A late discovery of ginger, combined with his love of Italian cooking, gave the designer inspiration for a new recipe.
Ginger Pasta Surprise
LONDON-BASED DESIGNER Martino Gamper was apprenticed to a furniture-maker in his hometown of Merano in the Italian Alps, studied sculpture under artist Michelangelo Pistoletto in Vienna, then attended the Royal College of Art in London. He is best-known for his project, ‘100 Chairs in 100 Days’, where he disassembled discarded chairs and grafted them together again in ways that challenged ideas of perfection. In the Noughties, he organised the supper club, Trattoria al Capello, with designers Kajsa Stahl, Maki Suzuki and Alex Rich, using foraged ingredients. This presciently anticipated the trend for foraged food and the work of Bompas & Parr, famous for its jellies shaped like iconic buildings.
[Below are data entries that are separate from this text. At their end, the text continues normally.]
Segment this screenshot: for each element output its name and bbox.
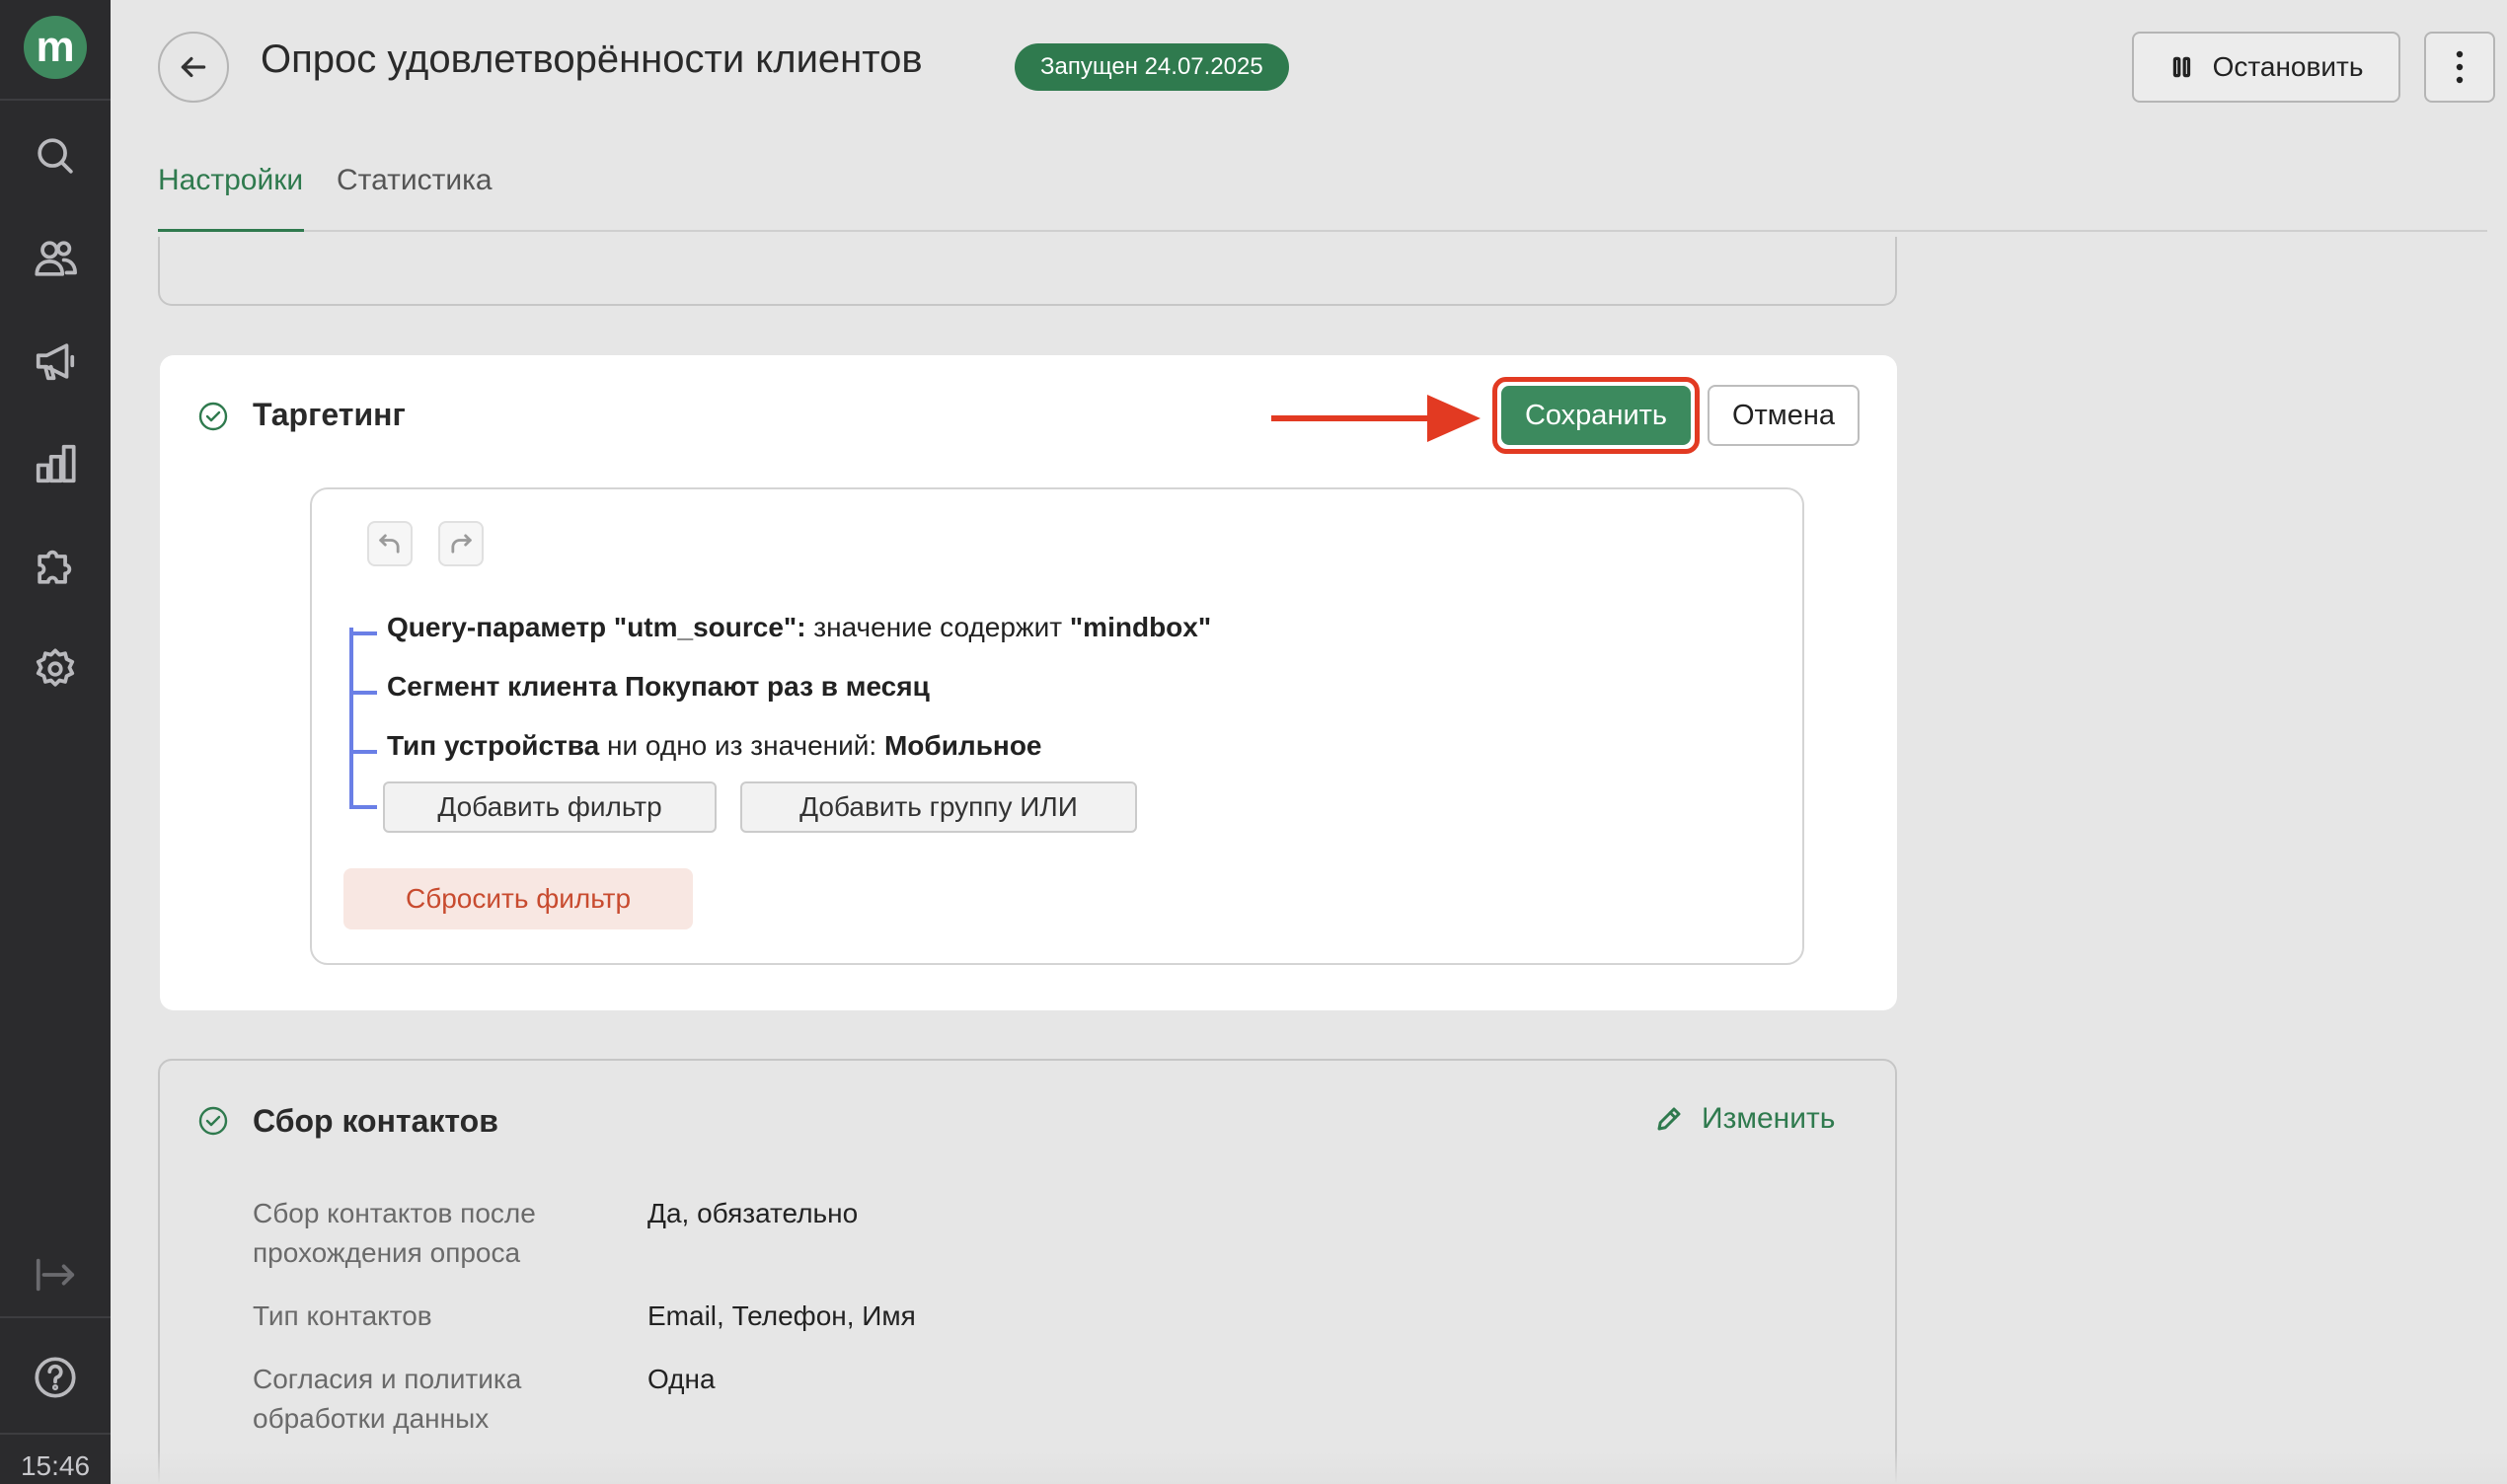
filter-connector xyxy=(349,691,377,695)
redo-icon xyxy=(451,534,472,554)
contacts-row-label: Сбор контактов после прохождения опроса xyxy=(253,1198,536,1268)
condition-value: Мобильное xyxy=(883,730,1042,761)
chart-icon[interactable] xyxy=(30,438,81,489)
app-logo[interactable]: m xyxy=(24,16,87,79)
condition-operator: ни одно из значений: xyxy=(599,730,884,761)
puzzle-icon[interactable] xyxy=(30,541,81,592)
pause-icon xyxy=(2172,56,2190,78)
sidebar-divider xyxy=(0,1433,111,1435)
contacts-row-value: Одна xyxy=(647,1364,716,1394)
stop-button-label: Остановить xyxy=(2212,51,2364,82)
filter-group-bracket xyxy=(349,628,353,807)
add-or-group-button[interactable]: Добавить группу ИЛИ xyxy=(740,781,1137,833)
edit-contacts-button[interactable]: Изменить xyxy=(1654,1102,1835,1136)
contacts-row-value: Email, Телефон, Имя xyxy=(647,1300,916,1331)
condition-field: Query-параметр "utm_source": xyxy=(387,612,806,642)
pencil-icon xyxy=(1657,1107,1681,1131)
tabs-divider xyxy=(158,230,2487,232)
contacts-row-label: Согласия и политика обработки данных xyxy=(253,1364,522,1434)
active-tab-indicator xyxy=(158,229,304,232)
filter-condition[interactable]: Query-параметр "utm_source": значение со… xyxy=(387,612,1211,643)
page-title: Опрос удовлетворённости клиентов xyxy=(261,37,923,81)
undo-icon xyxy=(379,534,400,554)
check-circle-icon xyxy=(197,401,229,432)
more-menu-button[interactable] xyxy=(2424,32,2495,103)
edit-label: Изменить xyxy=(1702,1102,1836,1135)
condition-field: Тип устройства xyxy=(387,730,600,761)
collapse-icon[interactable] xyxy=(30,1249,81,1300)
add-filter-button[interactable]: Добавить фильтр xyxy=(383,781,717,833)
sidebar-divider xyxy=(0,1316,111,1318)
check-circle-icon xyxy=(197,1105,229,1137)
filter-connector xyxy=(349,750,377,754)
tab-statistics[interactable]: Статистика xyxy=(337,164,493,197)
undo-button[interactable] xyxy=(367,521,413,566)
contacts-row-value: Да, обязательно xyxy=(647,1198,859,1228)
tab-settings[interactable]: Настройки xyxy=(158,164,303,197)
condition-operator: значение содержит xyxy=(805,612,1070,642)
search-icon[interactable] xyxy=(30,130,81,182)
contacts-row-label: Тип контактов xyxy=(253,1300,432,1331)
scroll-fade xyxy=(111,1450,2507,1484)
condition-field: Сегмент клиента Покупают раз в месяц xyxy=(387,671,930,702)
contacts-title: Сбор контактов xyxy=(253,1103,498,1139)
filter-connector xyxy=(349,631,377,635)
sidebar: m 15:46 xyxy=(0,0,111,1484)
logo-letter: m xyxy=(36,23,75,71)
condition-value: "mindbox" xyxy=(1069,612,1212,642)
redo-button[interactable] xyxy=(438,521,484,566)
cancel-button[interactable]: Отмена xyxy=(1708,385,1860,446)
back-button[interactable] xyxy=(158,32,229,103)
filter-connector xyxy=(349,805,377,809)
clock: 15:46 xyxy=(20,1450,91,1481)
stop-button[interactable]: Остановить xyxy=(2132,32,2400,103)
save-button[interactable]: Сохранить xyxy=(1501,386,1691,445)
users-icon[interactable] xyxy=(30,233,81,284)
gear-icon[interactable] xyxy=(30,643,81,695)
filter-condition[interactable]: Тип устройства ни одно из значений: Моби… xyxy=(387,730,1042,762)
filter-condition[interactable]: Сегмент клиента Покупают раз в месяц xyxy=(387,671,930,703)
targeting-title: Таргетинг xyxy=(253,397,406,432)
reset-filter-button[interactable]: Сбросить фильтр xyxy=(343,868,693,929)
help-icon[interactable] xyxy=(30,1352,81,1403)
previous-section-card xyxy=(158,237,1897,306)
kebab-icon xyxy=(2456,50,2464,84)
sidebar-divider xyxy=(0,99,111,101)
annotation-arrow-icon xyxy=(1271,395,1481,442)
status-badge: Запущен 24.07.2025 xyxy=(1015,43,1289,91)
arrow-left-icon xyxy=(181,56,206,78)
megaphone-icon[interactable] xyxy=(30,335,81,387)
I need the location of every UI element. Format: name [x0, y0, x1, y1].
At the London Design Festival this year, Gamper’s new freestanding shelving unit for storing record collections in American red oak was displayed at the Victoria & Albert Museum as part of ‘Legacy,’ a project initiated by Sir John Sorrell in collaboration with Benchmark Furniture.
Why did you choose this recipe?
Ginger wasn’t widely available in Italy in the 1970s and 80s when I was growing up, so it was rare and exotic. I first came across it while travelling in Asia. On returning to Italy, I started combining it with pasta and tomatoes and that’s how I created this recipe. A friend once said to me, “This could save the world — it’s inexpensive, delicious, nutritious and spicy!”
What is your most trusted kitchen tool?
A large collection of spoons I gathered for our Trattoria project, from car boot sales and junk shops, entirely trusted to make sure that however many people sit down at our kitchen table, we can all eat.
GINGER PASTA SURPRISE
Ingredients (serves 4-6):
- 2 tbs of extra virgin olive oil
- 2 tbs of fresh grated ginger
- 3 beetroot, peeled and coarsely grated
- 2 cans of peeled plum tomatoes (or 5-6 fresh, peeled plum tomatoes)
- salt and pepper
- 500 to 600g of dried pasta such as orecchiette, conchiglie or penne
- 3 to 4 bay leaves
- Grated parmesan, or pecorino cheese
- Preheat a medium-sized pan, add the olive oil and ginger, and fry until it turns a pale golden colour.
- Add the plum tomatoes and a few pinches of salt. Stir and break the tomatoes apart until they become a smooth sauce. Reduce the heat, then stir in the beetroot and cook gently for 20 to 30 minutes.
- While the sauce is cooking, bring a large pan of water to the boil and add the pasta, salt and bay leaves. Keep the water at boiling temperature (it should not simmer), but add a few splashes of olive oil to prevent the water from overboiling. Cook the pasta for 8 to 10 minutes, depending on the type of pasta used.
- Drain the pasta and fold it into the tomato sauce. Drizzle over some olive oil or sprinkle with grated parmesan, or pecorino cheese.